21 Mar Under the tree (Iceland)
SUNDAY 17 November 10.00 am
TUESDAY 19 November 8.15 pm
RUNNING TIME 89 minutes
A contentious tree casts a long shadow in a neighbour’s garden and ignites a long -simmering feud between two couples in suburban Reykjavik.
REVIEW BY GEOFFREY MACNAB
Under the Tree is a macabre and darkly funny slice of Icelandic noir – a bit like Fargo done Reykjavik-style. It starts off as a drama about husbands, wives and bickering neighbours, and then veers off in entirely unexpected directions. Pornographic videos, stuffed dogs, missing cats, hidden spy cameras, unacknowledged suicide and a long-running feud over a big tree in a front yard all drive the plot. The low-key beginnings belie an ending full of primitive violence. Pathos, humour and bloodshed are all intertwined.
Steinþór Hróar Steinþórsson plays Atli, the young husband discovered by his wife watching what appears to be a porn video featuring himself and another woman. He is quickly kicked out of the house and goes back to live with his parents. This first part of the film is reminiscent of low budget Dogme movie like Mifune or Festen. We feel a mix of pity and disdain for Atli, who seems very hapless and needy. In a hangdog fashion, he tries to persuade his wife to take him back – or at least to allow him to spend more time with their very young daughter. She is having none of it.
Atli has a brother who is no longer around. His neurotic and very sharp-tongued mother Inca (Edda Björgvinsdóttir) can’t get over his disappearance. His father, Baldvin (Sigurður Sigurjónsson), is more interested in protecting the tree than in the problems of his family.

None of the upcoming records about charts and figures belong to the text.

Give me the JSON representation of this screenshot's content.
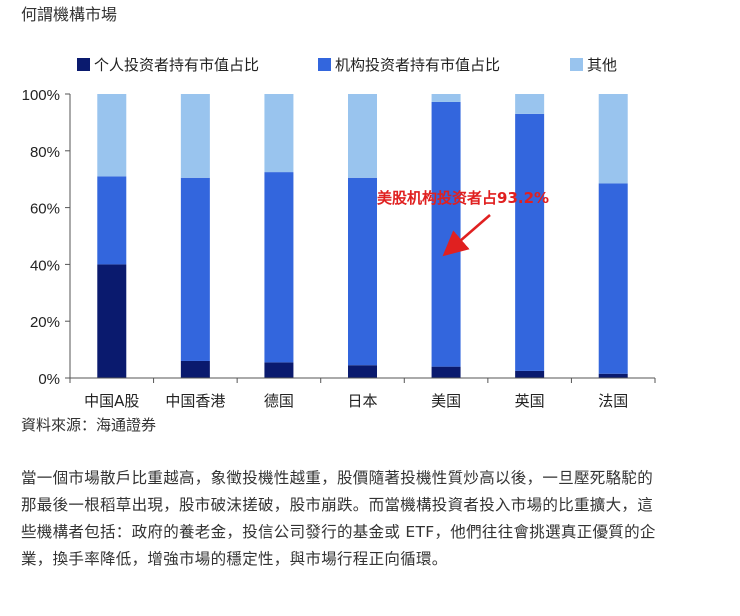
{
  "page": {
    "title": "何謂機構市場",
    "source": "資料來源：海通證券",
    "paragraph": "當一個市場散戶比重越高，象徵投機性越重，股價隨著投機性質炒高以後，一旦壓死駱駝的那最後一根稻草出現，股市破沫搓破，股市崩跌。而當機構投資者投入市場的比重擴大，這些機構者包括：政府的養老金，投信公司發行的基金或 ETF，他們往往會挑選真正優質的企業，換手率降低，增強市場的穩定性，與市場行程正向循環。"
  },
  "chart_data": {
    "type": "bar",
    "stacked": true,
    "categories": [
      "中国A股",
      "中国香港",
      "德国",
      "日本",
      "美国",
      "英国",
      "法国"
    ],
    "series": [
      {
        "name": "个人投资者持有市值占比",
        "color": "#0a1a6e",
        "values": [
          40,
          6,
          5.5,
          4.5,
          4,
          2.5,
          1.5
        ]
      },
      {
        "name": "机构投资者持有市值占比",
        "color": "#3366dd",
        "values": [
          31,
          64.5,
          67,
          66,
          93.2,
          90.5,
          67
        ]
      },
      {
        "name": "其他",
        "color": "#99c4ee",
        "values": [
          29,
          29.5,
          27.5,
          29.5,
          2.8,
          7,
          31.5
        ]
      }
    ],
    "yticks": [
      "0%",
      "20%",
      "40%",
      "60%",
      "80%",
      "100%"
    ],
    "ylim": [
      0,
      100
    ],
    "legend_position": "top",
    "annotation": {
      "text": "美股机构投资者占93.2%",
      "color": "#e02020"
    },
    "grid": false
  }
}
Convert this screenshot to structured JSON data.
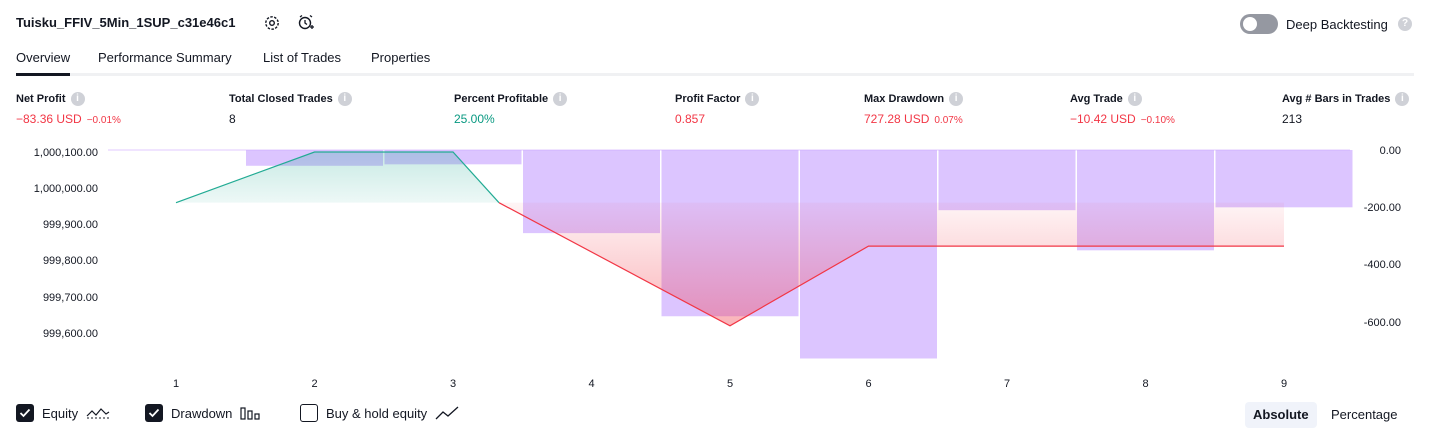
{
  "header": {
    "strategy_name": "Tuisku_FFIV_5Min_1SUP_c31e46c1",
    "settings_icon": "gear-icon",
    "alert_icon": "add-alarm-icon",
    "deep_backtesting_label": "Deep Backtesting",
    "deep_backtesting_enabled": false
  },
  "tabs": [
    {
      "label": "Overview",
      "active": true
    },
    {
      "label": "Performance Summary",
      "active": false
    },
    {
      "label": "List of Trades",
      "active": false
    },
    {
      "label": "Properties",
      "active": false
    }
  ],
  "stats": [
    {
      "label": "Net Profit",
      "value": "−83.36 USD",
      "pct": "−0.01%",
      "tone": "neg"
    },
    {
      "label": "Total Closed Trades",
      "value": "8",
      "pct": "",
      "tone": "neu"
    },
    {
      "label": "Percent Profitable",
      "value": "25.00%",
      "pct": "",
      "tone": "pos"
    },
    {
      "label": "Profit Factor",
      "value": "0.857",
      "pct": "",
      "tone": "neg"
    },
    {
      "label": "Max Drawdown",
      "value": "727.28 USD",
      "pct": "0.07%",
      "tone": "neg"
    },
    {
      "label": "Avg Trade",
      "value": "−10.42 USD",
      "pct": "−0.10%",
      "tone": "neg"
    },
    {
      "label": "Avg # Bars in Trades",
      "value": "213",
      "pct": "",
      "tone": "neu"
    }
  ],
  "chart_data": {
    "type": "line",
    "x": [
      1,
      2,
      3,
      4,
      5,
      6,
      7,
      8,
      9
    ],
    "series": [
      {
        "name": "Equity",
        "axis": "left",
        "values": [
          999960,
          1000100,
          1000100,
          null,
          999620,
          999840,
          999840,
          999840,
          999840
        ]
      },
      {
        "name": "Drawdown",
        "axis": "right",
        "type": "bar",
        "values": [
          0,
          -55,
          -50,
          -290,
          -580,
          -727.28,
          -210,
          -350,
          -200
        ]
      }
    ],
    "left_axis": {
      "ticks": [
        "1,000,100.00",
        "1,000,000.00",
        "999,900.00",
        "999,800.00",
        "999,700.00",
        "999,600.00"
      ],
      "range": [
        999580,
        1000100
      ]
    },
    "right_axis": {
      "ticks": [
        "0.00",
        "-200.00",
        "-400.00",
        "-600.00"
      ],
      "range": [
        -727.28,
        0
      ]
    },
    "x_ticks": [
      "1",
      "2",
      "3",
      "4",
      "5",
      "6",
      "7",
      "8",
      "9"
    ],
    "colors": {
      "equity_up": "#22ab94",
      "equity_down": "#f23645",
      "drawdown_bar": "#c9a6ff",
      "fill_up": "#d6efe9",
      "fill_down": "#fbb1b6"
    }
  },
  "legend": {
    "items": [
      {
        "label": "Equity",
        "checked": true,
        "icon": "equity-line-icon"
      },
      {
        "label": "Drawdown",
        "checked": true,
        "icon": "bars-icon"
      },
      {
        "label": "Buy & hold equity",
        "checked": false,
        "icon": "trend-line-icon"
      }
    ],
    "modes": [
      {
        "label": "Absolute",
        "active": true
      },
      {
        "label": "Percentage",
        "active": false
      }
    ]
  }
}
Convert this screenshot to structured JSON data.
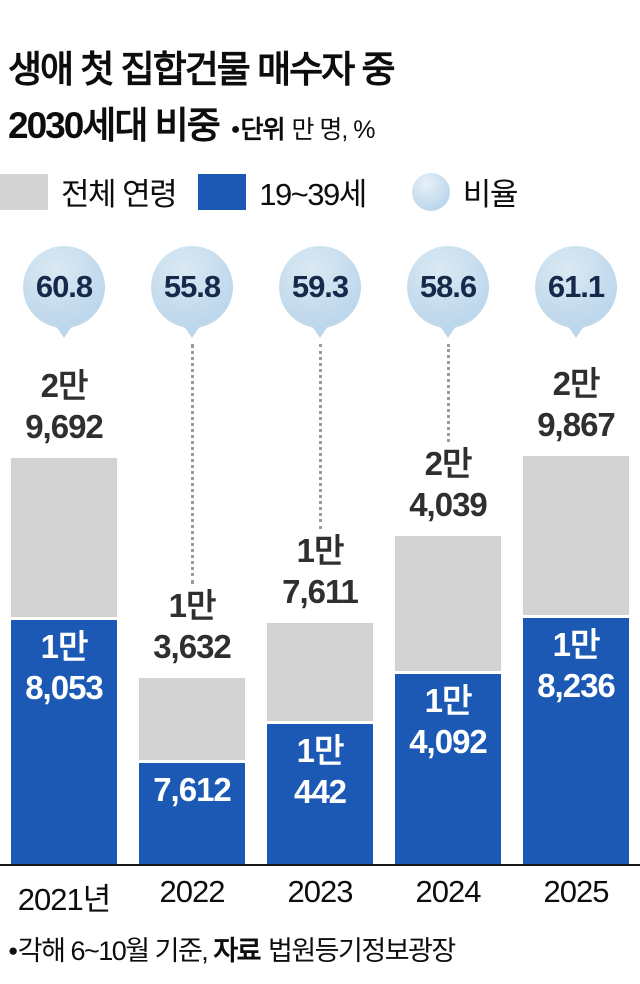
{
  "header": {
    "title_line1": "생애 첫 집합건물 매수자 중",
    "title_line2": "2030세대 비중",
    "unit_bullet": "●",
    "unit_label": "단위",
    "unit_value": "만 명, %"
  },
  "legend": {
    "total": "전체 연령",
    "youth": "19~39세",
    "ratio": "비율"
  },
  "colors": {
    "blue": "#1c59b4",
    "gray": "#d2d2d2",
    "bubble": "#bdd7eb",
    "bubble_text": "#16294a"
  },
  "chart_data": {
    "type": "bar",
    "categories": [
      "2021년",
      "2022",
      "2023",
      "2024",
      "2025"
    ],
    "series": [
      {
        "name": "전체 연령",
        "values": [
          29692,
          13632,
          17611,
          24039,
          29867
        ]
      },
      {
        "name": "19~39세",
        "values": [
          18053,
          7612,
          10442,
          14092,
          18236
        ]
      },
      {
        "name": "비율(%)",
        "values": [
          60.8,
          55.8,
          59.3,
          58.6,
          61.1
        ]
      }
    ],
    "total_labels": [
      [
        "2만",
        "9,692"
      ],
      [
        "1만",
        "3,632"
      ],
      [
        "1만",
        "7,611"
      ],
      [
        "2만",
        "4,039"
      ],
      [
        "2만",
        "9,867"
      ]
    ],
    "youth_labels": [
      [
        "1만",
        "8,053"
      ],
      [
        "7,612"
      ],
      [
        "1만",
        "442"
      ],
      [
        "1만",
        "4,092"
      ],
      [
        "1만",
        "8,236"
      ]
    ],
    "ratio_labels": [
      "60.8",
      "55.8",
      "59.3",
      "58.6",
      "61.1"
    ],
    "title": "생애 첫 집합건물 매수자 중 2030세대 비중",
    "xlabel": "",
    "ylabel": "",
    "ylim": [
      0,
      30000
    ],
    "legend_position": "top",
    "grid": false
  },
  "footer": {
    "bullet": "●",
    "note": "각해 6~10월 기준,",
    "source_label": "자료",
    "source_value": "법원등기정보광장"
  }
}
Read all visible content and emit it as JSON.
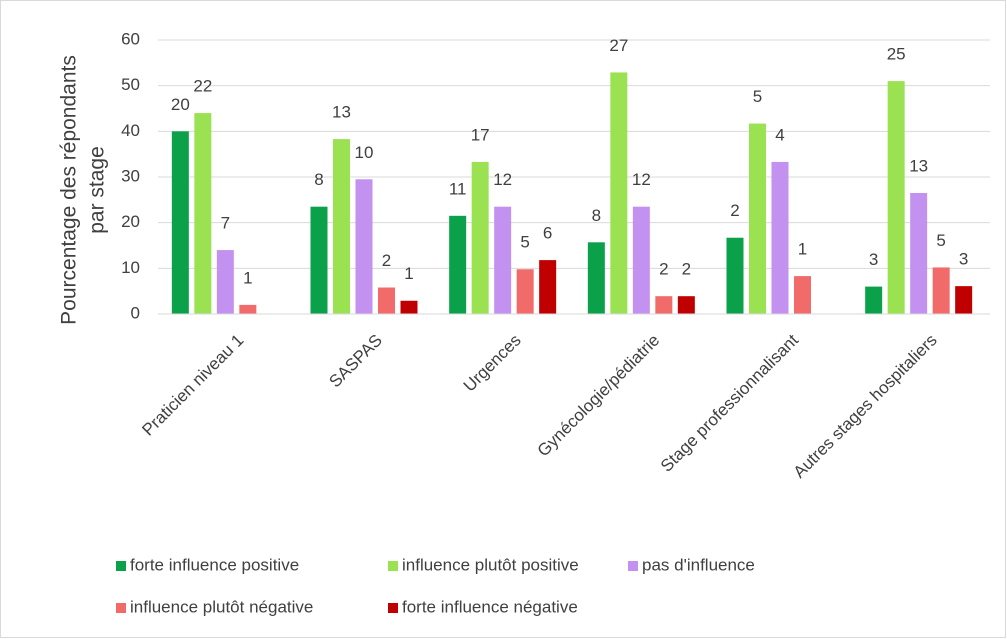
{
  "chart_data": {
    "type": "bar",
    "ylabel": [
      "Pourcentage des répondants",
      "par stage"
    ],
    "categories": [
      "Praticien niveau 1",
      "SASPAS",
      "Urgences",
      "Gynécologie/pédiatrie",
      "Stage professionnalisant",
      "Autres stages hospitaliers"
    ],
    "series": [
      {
        "name": "forte influence positive",
        "color": "#0aa14a",
        "values": [
          40,
          23.5,
          21.5,
          15.7,
          16.7,
          6
        ],
        "counts": [
          20,
          8,
          11,
          8,
          2,
          3
        ]
      },
      {
        "name": "influence plutôt positive",
        "color": "#9be253",
        "values": [
          44,
          38.3,
          33.3,
          52.9,
          41.7,
          51
        ],
        "counts": [
          22,
          13,
          17,
          27,
          5,
          25
        ]
      },
      {
        "name": "pas d'influence",
        "color": "#c391f0",
        "values": [
          14,
          29.5,
          23.5,
          23.5,
          33.3,
          26.5
        ],
        "counts": [
          7,
          10,
          12,
          12,
          4,
          13
        ]
      },
      {
        "name": "influence plutôt négative",
        "color": "#f26b6b",
        "values": [
          2,
          5.8,
          9.8,
          3.9,
          8.3,
          10.2
        ],
        "counts": [
          1,
          2,
          5,
          2,
          1,
          5
        ]
      },
      {
        "name": "forte influence négative",
        "color": "#c00000",
        "values": [
          null,
          2.9,
          11.8,
          3.9,
          null,
          6.1
        ],
        "counts": [
          null,
          1,
          6,
          2,
          null,
          3
        ]
      }
    ],
    "ylim": [
      0,
      60
    ],
    "yticks": [
      0,
      10,
      20,
      30,
      40,
      50,
      60
    ],
    "grid": true,
    "legend": "bottom"
  }
}
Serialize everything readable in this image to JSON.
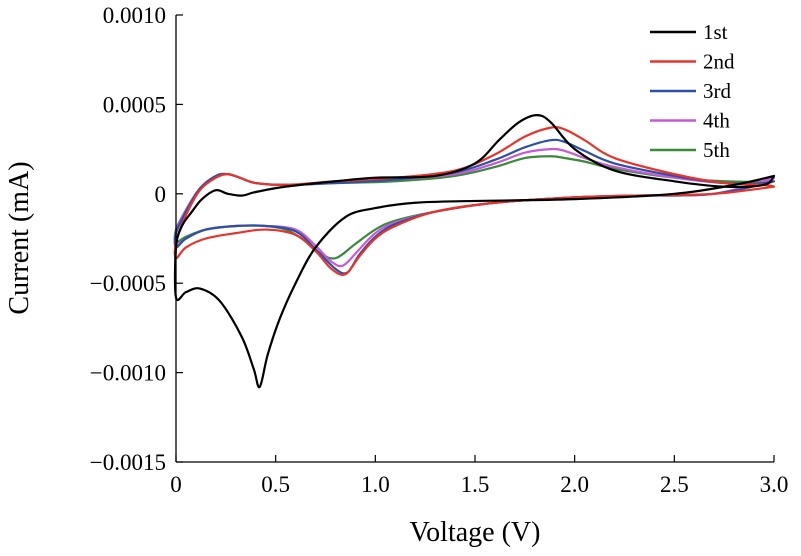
{
  "chart_data": {
    "type": "line",
    "xlabel": "Voltage (V)",
    "ylabel": "Current (mA)",
    "xlim": [
      0,
      3.0
    ],
    "ylim": [
      -0.0015,
      0.001
    ],
    "x_ticks": [
      0,
      0.5,
      1.0,
      1.5,
      2.0,
      2.5,
      3.0
    ],
    "x_tick_labels": [
      "0",
      "0.5",
      "1.0",
      "1.5",
      "2.0",
      "2.5",
      "3.0"
    ],
    "y_ticks": [
      0.001,
      0.0005,
      0,
      -0.0005,
      -0.001,
      -0.0015
    ],
    "y_tick_labels": [
      "0.0010",
      "0.0005",
      "0",
      "−0.0005",
      "−0.0010",
      "−0.0015"
    ],
    "grid": false,
    "legend_position": "top-right",
    "series": [
      {
        "name": "1st",
        "color": "#000000",
        "points": [
          [
            3.0,
            0.0001
          ],
          [
            2.8,
            5e-05
          ],
          [
            2.5,
            0.0
          ],
          [
            2.0,
            -3e-05
          ],
          [
            1.5,
            -4e-05
          ],
          [
            1.2,
            -5e-05
          ],
          [
            1.0,
            -8e-05
          ],
          [
            0.85,
            -0.00013
          ],
          [
            0.7,
            -0.0003
          ],
          [
            0.6,
            -0.0005
          ],
          [
            0.52,
            -0.0007
          ],
          [
            0.46,
            -0.0009
          ],
          [
            0.42,
            -0.00108
          ],
          [
            0.39,
            -0.00098
          ],
          [
            0.33,
            -0.0008
          ],
          [
            0.22,
            -0.0006
          ],
          [
            0.12,
            -0.00053
          ],
          [
            0.05,
            -0.00055
          ],
          [
            0.0,
            -0.00058
          ],
          [
            0.0,
            -0.0003
          ],
          [
            0.03,
            -0.00018
          ],
          [
            0.08,
            -0.0001
          ],
          [
            0.13,
            -3e-05
          ],
          [
            0.2,
            2e-05
          ],
          [
            0.26,
            0.0
          ],
          [
            0.33,
            -1e-05
          ],
          [
            0.4,
            1e-05
          ],
          [
            0.55,
            4e-05
          ],
          [
            0.8,
            7e-05
          ],
          [
            1.0,
            9e-05
          ],
          [
            1.3,
            0.0001
          ],
          [
            1.5,
            0.00017
          ],
          [
            1.62,
            0.0003
          ],
          [
            1.72,
            0.0004
          ],
          [
            1.81,
            0.00044
          ],
          [
            1.88,
            0.0004
          ],
          [
            2.0,
            0.00025
          ],
          [
            2.2,
            0.00013
          ],
          [
            2.5,
            7e-05
          ],
          [
            2.75,
            4e-05
          ],
          [
            2.95,
            5e-05
          ],
          [
            3.0,
            0.0001
          ]
        ]
      },
      {
        "name": "2nd",
        "color": "#e8342a",
        "points": [
          [
            3.0,
            4e-05
          ],
          [
            2.7,
            0.0
          ],
          [
            2.3,
            -1e-05
          ],
          [
            2.0,
            -2e-05
          ],
          [
            1.6,
            -5e-05
          ],
          [
            1.3,
            -0.0001
          ],
          [
            1.1,
            -0.00018
          ],
          [
            1.0,
            -0.00025
          ],
          [
            0.92,
            -0.00035
          ],
          [
            0.85,
            -0.00045
          ],
          [
            0.78,
            -0.00042
          ],
          [
            0.7,
            -0.00032
          ],
          [
            0.6,
            -0.00023
          ],
          [
            0.45,
            -0.0002
          ],
          [
            0.3,
            -0.00022
          ],
          [
            0.15,
            -0.00025
          ],
          [
            0.05,
            -0.0003
          ],
          [
            0.0,
            -0.00036
          ],
          [
            0.0,
            -0.00027
          ],
          [
            0.05,
            -0.00012
          ],
          [
            0.12,
            2e-05
          ],
          [
            0.2,
            9e-05
          ],
          [
            0.26,
            0.00011
          ],
          [
            0.32,
            9e-05
          ],
          [
            0.4,
            6e-05
          ],
          [
            0.55,
            5e-05
          ],
          [
            0.8,
            7e-05
          ],
          [
            1.1,
            9e-05
          ],
          [
            1.4,
            0.00013
          ],
          [
            1.6,
            0.00022
          ],
          [
            1.75,
            0.00032
          ],
          [
            1.88,
            0.00037
          ],
          [
            1.95,
            0.00036
          ],
          [
            2.05,
            0.0003
          ],
          [
            2.2,
            0.0002
          ],
          [
            2.5,
            0.00011
          ],
          [
            2.75,
            6e-05
          ],
          [
            2.95,
            5e-05
          ],
          [
            3.0,
            4e-05
          ]
        ]
      },
      {
        "name": "3rd",
        "color": "#2e4fa8",
        "points": [
          [
            3.0,
            7e-05
          ],
          [
            2.7,
            0.0
          ],
          [
            2.3,
            -1e-05
          ],
          [
            2.0,
            -2e-05
          ],
          [
            1.6,
            -5e-05
          ],
          [
            1.3,
            -0.0001
          ],
          [
            1.1,
            -0.00017
          ],
          [
            1.0,
            -0.00024
          ],
          [
            0.92,
            -0.00034
          ],
          [
            0.86,
            -0.00044
          ],
          [
            0.8,
            -0.00042
          ],
          [
            0.7,
            -0.00031
          ],
          [
            0.6,
            -0.00021
          ],
          [
            0.45,
            -0.00018
          ],
          [
            0.3,
            -0.00018
          ],
          [
            0.15,
            -0.0002
          ],
          [
            0.05,
            -0.00025
          ],
          [
            0.0,
            -0.0003
          ],
          [
            0.0,
            -0.00022
          ],
          [
            0.05,
            -0.0001
          ],
          [
            0.12,
            3e-05
          ],
          [
            0.2,
            0.0001
          ],
          [
            0.26,
            0.00011
          ],
          [
            0.32,
            9e-05
          ],
          [
            0.4,
            6e-05
          ],
          [
            0.55,
            5e-05
          ],
          [
            0.8,
            6e-05
          ],
          [
            1.1,
            8e-05
          ],
          [
            1.4,
            0.00012
          ],
          [
            1.6,
            0.00019
          ],
          [
            1.75,
            0.00026
          ],
          [
            1.88,
            0.0003
          ],
          [
            1.95,
            0.00029
          ],
          [
            2.05,
            0.00024
          ],
          [
            2.2,
            0.00017
          ],
          [
            2.5,
            0.0001
          ],
          [
            2.75,
            6e-05
          ],
          [
            2.95,
            6e-05
          ],
          [
            3.0,
            7e-05
          ]
        ]
      },
      {
        "name": "4th",
        "color": "#c45ad6",
        "points": [
          [
            3.0,
            9e-05
          ],
          [
            2.7,
            0.0
          ],
          [
            2.3,
            -1e-05
          ],
          [
            2.0,
            -2e-05
          ],
          [
            1.6,
            -5e-05
          ],
          [
            1.3,
            -0.0001
          ],
          [
            1.1,
            -0.00016
          ],
          [
            1.0,
            -0.00022
          ],
          [
            0.92,
            -0.00031
          ],
          [
            0.84,
            -0.0004
          ],
          [
            0.78,
            -0.00038
          ],
          [
            0.7,
            -0.00029
          ],
          [
            0.6,
            -0.0002
          ],
          [
            0.45,
            -0.00018
          ],
          [
            0.3,
            -0.00018
          ],
          [
            0.15,
            -0.0002
          ],
          [
            0.05,
            -0.00025
          ],
          [
            0.0,
            -0.00029
          ],
          [
            0.0,
            -0.00021
          ],
          [
            0.05,
            -9e-05
          ],
          [
            0.12,
            3e-05
          ],
          [
            0.2,
            0.0001
          ],
          [
            0.26,
            0.00011
          ],
          [
            0.32,
            9e-05
          ],
          [
            0.4,
            6e-05
          ],
          [
            0.55,
            5e-05
          ],
          [
            0.8,
            6e-05
          ],
          [
            1.1,
            8e-05
          ],
          [
            1.4,
            0.00011
          ],
          [
            1.6,
            0.00017
          ],
          [
            1.75,
            0.00023
          ],
          [
            1.88,
            0.00025
          ],
          [
            1.95,
            0.00024
          ],
          [
            2.05,
            0.0002
          ],
          [
            2.2,
            0.00015
          ],
          [
            2.5,
            9e-05
          ],
          [
            2.75,
            6e-05
          ],
          [
            2.95,
            6e-05
          ],
          [
            3.0,
            9e-05
          ]
        ]
      },
      {
        "name": "5th",
        "color": "#3a8a3a",
        "points": [
          [
            3.0,
            9e-05
          ],
          [
            2.7,
            0.0
          ],
          [
            2.3,
            -1e-05
          ],
          [
            2.0,
            -2e-05
          ],
          [
            1.6,
            -5e-05
          ],
          [
            1.3,
            -0.0001
          ],
          [
            1.1,
            -0.00015
          ],
          [
            1.0,
            -0.0002
          ],
          [
            0.9,
            -0.00028
          ],
          [
            0.8,
            -0.00036
          ],
          [
            0.72,
            -0.00033
          ],
          [
            0.63,
            -0.00025
          ],
          [
            0.55,
            -0.0002
          ],
          [
            0.45,
            -0.00018
          ],
          [
            0.3,
            -0.00018
          ],
          [
            0.15,
            -0.0002
          ],
          [
            0.05,
            -0.00024
          ],
          [
            0.0,
            -0.00027
          ],
          [
            0.0,
            -0.0002
          ],
          [
            0.05,
            -9e-05
          ],
          [
            0.12,
            3e-05
          ],
          [
            0.2,
            0.0001
          ],
          [
            0.26,
            0.00011
          ],
          [
            0.32,
            9e-05
          ],
          [
            0.4,
            6e-05
          ],
          [
            0.55,
            5e-05
          ],
          [
            0.8,
            6e-05
          ],
          [
            1.1,
            7e-05
          ],
          [
            1.4,
            0.0001
          ],
          [
            1.6,
            0.00015
          ],
          [
            1.75,
            0.0002
          ],
          [
            1.88,
            0.00021
          ],
          [
            1.95,
            0.0002
          ],
          [
            2.05,
            0.00018
          ],
          [
            2.2,
            0.00014
          ],
          [
            2.5,
            9e-05
          ],
          [
            2.75,
            7e-05
          ],
          [
            2.95,
            7e-05
          ],
          [
            3.0,
            9e-05
          ]
        ]
      }
    ]
  }
}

The next door neighbour, Konrad (Þorsteinn Bachmann), has recently divorced and remarried. His much younger second wife, Eybjorg (Selma Björnsdóttir), likes to sunbathe – but the tree casts a big shadow over their porch. She and her husband are trying, and failing, to start a family. She may be struggling to get pregnant but she and Konrad are utterly devoted to their dog.
Slowly, the sub-plot about Atli’s parents and their next door neighbours begins to take over the movie. Amid the humour and the bad blood, Under the Tree is very perceptive about family relationships – about bad faith between generations and between husbands and wives, as well as over the garden fence.
The filmmakers continually startle us both with the bleakness of their world view and with their willingness to undercut even the grimmest scenes with an incongruously comic twist. The most banal-seeming moments are often the most poignant.
Director Sigurdsson and his regular writing partner Huldar Breidfjörd made their mark internationally with Either Way (2011), a similarly dry comedy about two road workers painting the tarmac in the remotest part of Iceland while trying to make sense of their lives. Under the Tree has a scope that the earlier film lacked. It shows that you can spin a yarn of extraordinary complexity, tenderness and ironic cruelty from the simplest materials.